Idir Boumertit, adjoint à la politique de la ville de Vénissieux : J’ai été informé de cette marche il y a quelques semaines, je suis sensible à la cause des sans-papiers donc c’était logique d’être ici aujourd’hui. En 1983 ça a débuté ici, 37 ans plus tard on se retrouve à Vénissieux. Malgré les années, il y a encore des grosses difficultés, le pays des droits de l’homme n’est pas en capacité de répondre à l’urgence sociale de personnes qui ont fui des situations catastrophiques. C’est important d’être ici aujourd’hui. 

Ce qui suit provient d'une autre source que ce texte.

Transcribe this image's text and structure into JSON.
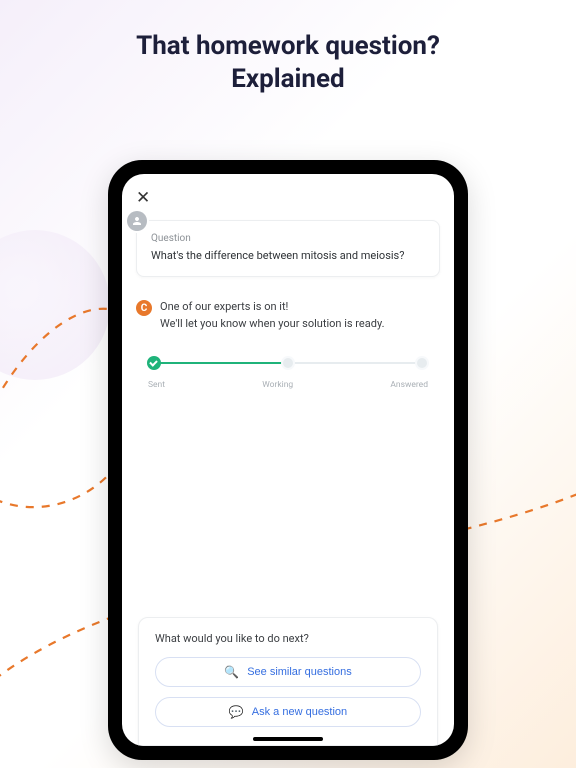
{
  "headline": {
    "line1": "That homework question?",
    "line2": "Explained"
  },
  "question": {
    "label": "Question",
    "text": "What's the difference between mitosis and meiosis?"
  },
  "expert": {
    "badge": "C",
    "line1": "One of our experts is on it!",
    "line2": "We'll let you know when your solution is ready."
  },
  "progress": {
    "stages": {
      "sent": "Sent",
      "working": "Working",
      "answered": "Answered"
    }
  },
  "next": {
    "title": "What would you like to do next?",
    "see_similar": "See similar questions",
    "ask_new": "Ask a new question"
  },
  "colors": {
    "accent_green": "#1fb37a",
    "accent_orange": "#e8782b",
    "link_blue": "#356ee0"
  }
}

Chantal, bénévole à Médecin du Monde : On est là pour accueillir les marcheurs, on fait des soins parce qu’ils ont les pieds dans un mauvais état. Quelques-uns sont enrhumé ou ont de la fièvre. Ils sont courageux ! De manière générale, on reçoit des personnes qui n’ont pas accès aux soins et nous les aidons d’un point de vue médical mais aussi d’un point de vue administratif. Ceux qui n’ont pas de papiers ont quand même deux droits en France, le droit aux soins et le droit à l’éducation pour les enfants. Il faut se battre pour ces droits.

 

Qu’attendez-vous comme réponse du gouvernement ce 17 octobre à Paris ? 

Jean: Nous attendons que le gouvernement anticipe les choses. Qu’il nous écoute enfin car nous sommes des êtres humains comme eux. Il se targue d’être le pays des droits de l’homme et nous vivons dans une grande précarité mais ils s’en fiche. Alors c’est à nous d’être visible pour réclamer haut et fort la régularisation de tous les sans-papiers. 

Cyril : On demande à ce qu’il y ait une régularisation massive de tous les sans-papiers. On le voit avec la crise sanitaire, les sans-papiers étaient souvent en première ligne, ils travaillaient dans des emplois invisibles. Que ce soit pour le ménage en EHPAD ou à l’hôpital, des aides à domiciles ou ceux qui ramassent les poubelles. C’est normal qu’ils aient les mêmes droits que le reste de la population. 

Pascale : Je pense que le gouvernement va botter en touche car ce gouvernement est autiste. Il a beaucoup de mal à écouter les revendications qui viennent d’en-bas. Si on arrive à se faire entendre ce sera déjà bien

Amir : J’attends une réponse positive aux revendications de ces milliers de personnes qui se trouvent en situation irrégulière. Personne n’a choisi d’être un sans-papier. Le 17 octobre on espère bien être entendu, on a choisi de taper plus fort et surtout dans la plus haute instance, l’Elysée.   

Idir : On pourrait espérer qu’Emmanuel Macron les reçoivent comme Mitterrand a accueilli les marcheurs de 1983. Que le gouvernement soit bienveillant surtout dans cette période de crise sanitaire. Qu’enfin ils permettent à ces gens d’avoir les moyens de vivre, de vivre dignement en leur octroyant des droits.

Chantal : Qu’ils répondent enfin aux revendications. Je souhaite que tous les gens qui sont dans la rue puissent trouver un logement. C’est la première chose à faire pour qu’ils soient en bonne santé, qu’ils aient un abri.

 

A la fin du rassemblement, les marcheurs ont été accueillis chez divers bénévoles pour la nuit.

Vendredi 2 octobre, les marcheurs de Marseille et de Montpellier vont retrouver ceux de Grenoble devant le Centre de rétention administrative de Saint-Exupéry pour réclamer sa fermeture. Samedi, une grande manifestation est organisé à Lyon en soutien aux sans-papiers et à leurs revendications. La prochaine étape de la marche sera à Belleville-sur-Saône ce dimanche.